交換留学体験記
戸田 明里 さん
★ブルゴーニュ大学との交換留学生第1号(それまでは愛媛大学にお迎えする一方でした)の戸田明里さんより、フランス語を学ぶ後輩の皆さんに向けての体験談です。就活のピーク期を過ぎての帰国となることを少し心配していた戸田さんでしたが、幸いにも希望の仕事に就くことができ、留学体験をフルに活かして働いています。
私は2014年9月から2015年8月までの1年間、愛媛大学とブルゴーニュ大学間の交換留学制度を利用し、フランスのディジョンという街で留学生生活を送りました。

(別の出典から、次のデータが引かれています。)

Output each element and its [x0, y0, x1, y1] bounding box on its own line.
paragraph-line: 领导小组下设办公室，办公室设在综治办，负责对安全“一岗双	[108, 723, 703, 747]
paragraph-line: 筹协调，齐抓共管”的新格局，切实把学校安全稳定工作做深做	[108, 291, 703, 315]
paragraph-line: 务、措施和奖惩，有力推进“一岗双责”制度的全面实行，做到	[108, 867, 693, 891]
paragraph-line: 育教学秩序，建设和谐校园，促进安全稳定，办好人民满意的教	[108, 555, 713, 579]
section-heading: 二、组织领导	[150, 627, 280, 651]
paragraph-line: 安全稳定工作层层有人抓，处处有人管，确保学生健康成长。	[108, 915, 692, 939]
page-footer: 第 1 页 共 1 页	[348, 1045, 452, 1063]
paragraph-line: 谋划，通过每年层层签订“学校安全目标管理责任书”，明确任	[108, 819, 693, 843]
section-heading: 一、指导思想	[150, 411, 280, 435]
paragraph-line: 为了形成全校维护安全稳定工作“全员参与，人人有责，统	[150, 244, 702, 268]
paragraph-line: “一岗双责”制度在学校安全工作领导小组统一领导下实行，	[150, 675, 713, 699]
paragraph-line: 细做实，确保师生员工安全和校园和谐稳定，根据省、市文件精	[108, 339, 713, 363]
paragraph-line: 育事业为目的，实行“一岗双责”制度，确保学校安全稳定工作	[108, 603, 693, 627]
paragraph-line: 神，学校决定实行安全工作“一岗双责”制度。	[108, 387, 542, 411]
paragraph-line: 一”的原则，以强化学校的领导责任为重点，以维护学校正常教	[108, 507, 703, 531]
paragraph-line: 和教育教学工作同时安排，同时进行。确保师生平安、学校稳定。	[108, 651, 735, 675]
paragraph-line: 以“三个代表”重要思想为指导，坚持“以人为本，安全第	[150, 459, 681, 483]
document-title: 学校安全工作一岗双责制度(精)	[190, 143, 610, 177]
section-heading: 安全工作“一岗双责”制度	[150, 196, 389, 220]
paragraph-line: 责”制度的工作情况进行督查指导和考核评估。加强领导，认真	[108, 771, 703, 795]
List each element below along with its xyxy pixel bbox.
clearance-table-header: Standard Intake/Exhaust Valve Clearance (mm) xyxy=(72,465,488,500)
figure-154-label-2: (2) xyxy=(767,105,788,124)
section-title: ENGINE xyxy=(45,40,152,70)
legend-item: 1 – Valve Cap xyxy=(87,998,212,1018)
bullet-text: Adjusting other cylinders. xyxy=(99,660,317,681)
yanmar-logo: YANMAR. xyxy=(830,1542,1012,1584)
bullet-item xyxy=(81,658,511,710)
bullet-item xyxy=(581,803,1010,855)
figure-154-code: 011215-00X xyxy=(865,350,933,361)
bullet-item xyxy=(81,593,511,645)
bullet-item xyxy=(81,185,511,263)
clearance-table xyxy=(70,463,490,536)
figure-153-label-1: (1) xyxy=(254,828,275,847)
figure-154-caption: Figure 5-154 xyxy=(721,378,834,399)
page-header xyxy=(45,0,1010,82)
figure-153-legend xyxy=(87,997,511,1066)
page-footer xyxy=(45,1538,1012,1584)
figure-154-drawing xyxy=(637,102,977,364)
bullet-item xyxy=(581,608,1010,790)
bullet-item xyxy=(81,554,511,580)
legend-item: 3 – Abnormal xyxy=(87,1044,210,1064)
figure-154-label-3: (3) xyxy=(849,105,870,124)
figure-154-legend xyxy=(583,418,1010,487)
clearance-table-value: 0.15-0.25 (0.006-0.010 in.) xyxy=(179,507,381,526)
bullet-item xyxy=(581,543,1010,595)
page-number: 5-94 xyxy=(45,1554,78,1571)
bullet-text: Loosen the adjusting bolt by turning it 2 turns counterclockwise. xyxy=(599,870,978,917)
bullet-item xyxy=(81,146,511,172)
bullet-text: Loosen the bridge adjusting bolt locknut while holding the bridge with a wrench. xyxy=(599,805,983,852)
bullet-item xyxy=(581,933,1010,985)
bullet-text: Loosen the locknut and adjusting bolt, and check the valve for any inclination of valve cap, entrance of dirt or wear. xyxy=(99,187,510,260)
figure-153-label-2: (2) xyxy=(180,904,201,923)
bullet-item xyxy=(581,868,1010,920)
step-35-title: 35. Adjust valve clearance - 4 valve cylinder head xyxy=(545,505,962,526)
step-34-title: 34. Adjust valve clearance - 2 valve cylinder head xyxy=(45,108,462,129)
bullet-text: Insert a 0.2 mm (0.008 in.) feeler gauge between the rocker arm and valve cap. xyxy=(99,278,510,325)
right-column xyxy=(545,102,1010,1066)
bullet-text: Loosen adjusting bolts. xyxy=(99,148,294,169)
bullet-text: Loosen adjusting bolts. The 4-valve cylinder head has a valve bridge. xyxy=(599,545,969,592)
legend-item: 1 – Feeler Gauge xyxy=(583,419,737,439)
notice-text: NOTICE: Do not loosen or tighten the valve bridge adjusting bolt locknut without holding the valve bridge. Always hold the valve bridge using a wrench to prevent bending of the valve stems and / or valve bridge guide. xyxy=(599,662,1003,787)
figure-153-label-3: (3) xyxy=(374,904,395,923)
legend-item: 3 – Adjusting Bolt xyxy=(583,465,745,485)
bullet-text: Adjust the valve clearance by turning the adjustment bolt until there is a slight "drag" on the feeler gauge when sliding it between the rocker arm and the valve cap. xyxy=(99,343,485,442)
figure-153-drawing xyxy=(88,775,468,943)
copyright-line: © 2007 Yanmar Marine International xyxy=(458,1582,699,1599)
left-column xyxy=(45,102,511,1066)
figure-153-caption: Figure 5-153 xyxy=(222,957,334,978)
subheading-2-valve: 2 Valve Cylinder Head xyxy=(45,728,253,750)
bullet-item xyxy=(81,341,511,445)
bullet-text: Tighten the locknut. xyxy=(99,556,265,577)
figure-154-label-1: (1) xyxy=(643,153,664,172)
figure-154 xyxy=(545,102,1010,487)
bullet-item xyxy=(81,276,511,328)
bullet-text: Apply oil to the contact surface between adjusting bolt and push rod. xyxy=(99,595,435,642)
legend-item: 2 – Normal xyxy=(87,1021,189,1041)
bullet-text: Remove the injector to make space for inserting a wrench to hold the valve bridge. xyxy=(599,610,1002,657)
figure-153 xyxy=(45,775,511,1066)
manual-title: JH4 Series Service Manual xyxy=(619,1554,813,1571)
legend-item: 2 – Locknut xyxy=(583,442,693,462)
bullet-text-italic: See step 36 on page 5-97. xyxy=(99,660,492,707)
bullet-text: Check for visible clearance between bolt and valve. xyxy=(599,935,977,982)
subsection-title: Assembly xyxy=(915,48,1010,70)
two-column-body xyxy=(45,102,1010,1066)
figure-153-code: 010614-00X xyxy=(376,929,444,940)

留学する、ということは、皆さんが今、日本で普通に送っている日常の全ての言語が、「フランス語」に替わるということです。当たり前のことですが、大学での授業はもちろん、買い物も、友達とのおしゃべりも、電車のアナウンスも看板も、何気ない挨拶から難しい諸手続きまで、目に映る文字、耳に入ってくる音、そして、自分が発信したい時に使う言葉、その全てがフランス語になる、それが「フランスに留学する」ということです。
ここまで読んで、大変そうだなぁ…と思ったあなた。はい、とーーーーーっても大変でした!!(笑)毎日毎日フランス語でもみくちゃにされる日々は、とても刺激的で学びも多い一方、ものすごくエネルギーの要るものでした。言いたいこと、伝えたいこと、知りたいことはたくさんあるのに、うまく言葉にして表せない。授業の内容どころか、親切に話しかけてくれる友達の言葉も理解しきれない。コミュニケーションを取るうえで、いかに「ことば」というものが重要であるのか、それをうまく使いこなせないことがどれほど悔しくて、苦しいかを思い知らされました。
けれど、泣いても笑ってもフランス語、の毎日というのは、それだけ実践の数が増えるということで、日々経験値がガンガン上がるということです(笑)。大学での勉強も、難しいながらにやはり、「学ぶ楽しさ」というものがありました。それに、伝えたい・心を通わせたいという強い意志と姿勢があれば、どんなにヘタクソでも、想いの全てをうまく口にすることができなくても、心と心は触れ合えるものです。失敗はこわいし、申し訳ないし、恥ずかしいし、悔しい。でも、そこを開き直って一歩踏み出してみちゃうこと!…が、もしかしていちばん大切なことだったかも、と思います。
さて、ここまで言語のことばかりでしたが、私が何よりも「留学して本当に良かった」と思うことは、実は、言語に関することでも、異文化体験でもありませんでした。それはズバリ、国籍も母国語も、肌や髪や目の色も様々な人たちと、交流できたことです。
"どこの国の人か" なんて、それはただ、その人の個性のうちの1つにすぎない。友達になるのに、生まれた国は関係ない。けれど、その国に生まれた友達ができると、次にその国名を聞いたとき、不思議とその人の顔が浮かんできます。そうなったなら、そこはもうただの外国ではなくて、大切な人のいる国、です。大切な人、会いたい人がいるということ、そしてその人たちと紡いだ想い出は、私が留学で得た最愛の宝物です。
このように、フランスでの留学生活は、いろんな意味で、私の世界を広げてくれました。いちばん最初に、大変だったー!なんて書いてしまいましたが、それと同じくらい楽しくて、幸せで、感謝の尽きない、充実した1年間でした。この留学経験は、私の一生の財産です。これを読んでくださった皆様にも、ぜひ「一歩踏み出してみること」をおすすめして、この体験記を締めくくりたいと思います。